No Artigo 11, parágrafo 1, determina o Protocolo que, para a implementação de seu Artigo 10, devem as Partes considerar as disposições do Artigo 4, parágrafos 4,5,7,8 e 9 da Convenção-Quadro. No segundo parágrafo do dispositivo, aborda-se o contexto de implementação do Artigo 4, parágrafo 3 e Artigo 11 da Convenção-Quadro, estipulando-se obrigações de caráter financeiro para as Partes países desenvolvidos e demais Partes desenvolvidas, matéria também abordada no parágrafo 3.

No Artigo 12, subdividido em dez parágrafos, define-se o que se intitula Mecanismo de Desenvolvimento Limpo, especificando-se, no parágrafo 2, que o objetivo deve ser assistir às Partes não incluídas no Anexo 1, para que atinjam o desenvolvimento sustentável, assim contribuindo para o objetivo final da Convenção. Nos demais parágrafos, detalha-se a forma de implantação do mecanismo, inclusive prevendo hipótese de compensação, conforme disposto no parágrafo 10: reduções certificadas de emissões obtidas durante o período compreendido entre 2000 e o início do próximo período de compromisso, havendo a possibilidade dessas reduções serem utilizadas para auxiliar no cumprimento das responsabilidades relativas ao primeiro período do compromisso.

O Artigo 13, em oito minuciosos parágrafos, trata da Conferência das Partes, órgão supremo da Convenção-Quadro, em que estarão reunidas as Partes desse Protocolo. Quando assim estiverem reunidas, somente terão poder deliberativo as Partes que também tiverem aderido ao Protocolo. No parágrafo 4 do dispositivo, trata-se das competências da Conferência das Partes, enquanto exercendo a função de reunião das Partes. Nos demais, tratam-se de aspectos administrativos e procedimentais das sessões da Conferência das Partes, enquanto reunião das Partes desse Protocolo.

O Artigo 14 dispõe sobre o Secretariado estabelecido pelo Artigo 8 da Convenção-Quadro, ao qual também são atribuídas as funções previstas no Protocolo em análise.

No Artigo 15, dispõe-se, em três parágrafos, sobre o Órgão subsidiário de Assessoramento Científico e Tecnológico e sobre o Órgão subsidiário de Implementação do Protocolo. Dispõe-se, também, sobre a hipótese de Partes da Convenção que não tenham aderido ao Protocolo de Quioto (caso dos Estados Unidos, por exemplo) participarem, na qualidade de observadores, das deliberações de qualquer sessão dos órgãos subsidiários.

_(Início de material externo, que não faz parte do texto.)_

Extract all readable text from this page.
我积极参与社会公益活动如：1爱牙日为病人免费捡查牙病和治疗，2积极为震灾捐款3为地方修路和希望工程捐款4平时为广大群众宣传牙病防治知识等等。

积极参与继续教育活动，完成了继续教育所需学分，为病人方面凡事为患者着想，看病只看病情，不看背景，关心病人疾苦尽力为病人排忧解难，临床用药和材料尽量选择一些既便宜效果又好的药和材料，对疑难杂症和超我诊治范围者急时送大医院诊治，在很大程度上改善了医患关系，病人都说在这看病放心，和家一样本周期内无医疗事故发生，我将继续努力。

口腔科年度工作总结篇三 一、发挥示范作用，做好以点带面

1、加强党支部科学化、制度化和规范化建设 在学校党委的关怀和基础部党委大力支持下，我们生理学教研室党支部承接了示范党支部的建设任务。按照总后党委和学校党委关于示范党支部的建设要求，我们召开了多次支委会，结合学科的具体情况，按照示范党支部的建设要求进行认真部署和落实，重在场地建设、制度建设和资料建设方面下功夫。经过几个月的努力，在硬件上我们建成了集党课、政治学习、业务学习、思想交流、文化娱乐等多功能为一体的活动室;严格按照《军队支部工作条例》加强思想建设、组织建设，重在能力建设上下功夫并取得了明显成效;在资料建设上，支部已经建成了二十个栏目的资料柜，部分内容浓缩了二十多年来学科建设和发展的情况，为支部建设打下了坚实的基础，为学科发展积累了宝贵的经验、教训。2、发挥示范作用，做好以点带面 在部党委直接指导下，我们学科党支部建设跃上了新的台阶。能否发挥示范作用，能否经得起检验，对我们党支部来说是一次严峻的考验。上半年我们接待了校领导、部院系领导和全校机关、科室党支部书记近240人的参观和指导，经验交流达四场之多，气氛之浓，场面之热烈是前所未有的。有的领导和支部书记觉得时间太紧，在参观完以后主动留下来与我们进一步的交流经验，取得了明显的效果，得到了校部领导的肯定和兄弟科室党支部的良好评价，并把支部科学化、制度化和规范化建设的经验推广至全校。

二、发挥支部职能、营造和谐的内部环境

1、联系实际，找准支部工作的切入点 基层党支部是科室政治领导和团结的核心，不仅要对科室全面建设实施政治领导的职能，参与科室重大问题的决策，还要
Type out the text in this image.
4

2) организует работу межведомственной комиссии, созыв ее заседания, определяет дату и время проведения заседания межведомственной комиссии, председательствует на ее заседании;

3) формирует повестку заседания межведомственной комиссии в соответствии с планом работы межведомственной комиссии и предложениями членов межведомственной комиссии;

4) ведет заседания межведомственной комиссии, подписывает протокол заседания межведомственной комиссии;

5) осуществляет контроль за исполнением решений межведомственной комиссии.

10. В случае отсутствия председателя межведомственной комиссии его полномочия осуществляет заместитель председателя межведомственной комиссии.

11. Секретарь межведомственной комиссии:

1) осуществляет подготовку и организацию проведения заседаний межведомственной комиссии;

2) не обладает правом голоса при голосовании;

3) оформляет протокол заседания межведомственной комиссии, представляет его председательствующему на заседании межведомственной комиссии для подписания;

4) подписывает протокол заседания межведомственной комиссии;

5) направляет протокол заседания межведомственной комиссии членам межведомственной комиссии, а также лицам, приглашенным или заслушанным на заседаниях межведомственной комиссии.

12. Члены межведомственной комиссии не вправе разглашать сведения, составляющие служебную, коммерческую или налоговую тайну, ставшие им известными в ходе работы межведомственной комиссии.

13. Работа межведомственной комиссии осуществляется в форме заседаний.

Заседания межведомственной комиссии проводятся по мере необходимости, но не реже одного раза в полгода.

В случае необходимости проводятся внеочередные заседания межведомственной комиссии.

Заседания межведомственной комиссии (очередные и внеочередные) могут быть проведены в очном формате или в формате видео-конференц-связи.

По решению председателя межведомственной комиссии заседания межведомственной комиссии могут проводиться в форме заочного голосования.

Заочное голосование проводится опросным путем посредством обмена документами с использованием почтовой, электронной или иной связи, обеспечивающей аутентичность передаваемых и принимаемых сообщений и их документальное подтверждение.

No Artigo 16, determina-se que a Conferência das Partes, na qualidade de reunião das Partes do Protocolo de Quioto deve considerar a hipótese de aplicação ao Protocolo do processo multilateral de consulta previsto no Artigo 13 da Convenção, com as adaptações que se revelem necessárias a cada caso, mas cientes as Partes de que qualquer processo multilateral de consulta que possa ser aplicado ao Protocolo deve ser implementado sem prejuízo dos procedimentos e mecanismos estabelecidos no Artigo 18.

No Artigo 17, atribui-se à Conferência das Partes definir os princípios, as modalidades, regras e diretrizes apropriados, em particular para verificação, elaboração de relatórios e prestação de contas do comércio de emissões.

No Artigo 18, estipula-se que a Conferência das Partes, na qualidade de reunião das Partes do Protocolo, deverá, em sua primeira sessão, aprovar os procedimentos e mecanismos necessários para apurar, coibir e corrigir as infrações às disposições do Protocolo, inclusive com previsão de eventuais penalidades, para cuja aplicação deverão ser considerados fatores tais como causa, tipo, grau e freqüência de descumprimento das disposições do Protocolo, lembrando-se que, para tais dispositivos se tornarem cogentes, há necessidade de ser elaborada emenda ao Protocolo em exame, onde estejam detalhadas as penalidades e o correspondente processo administrativo.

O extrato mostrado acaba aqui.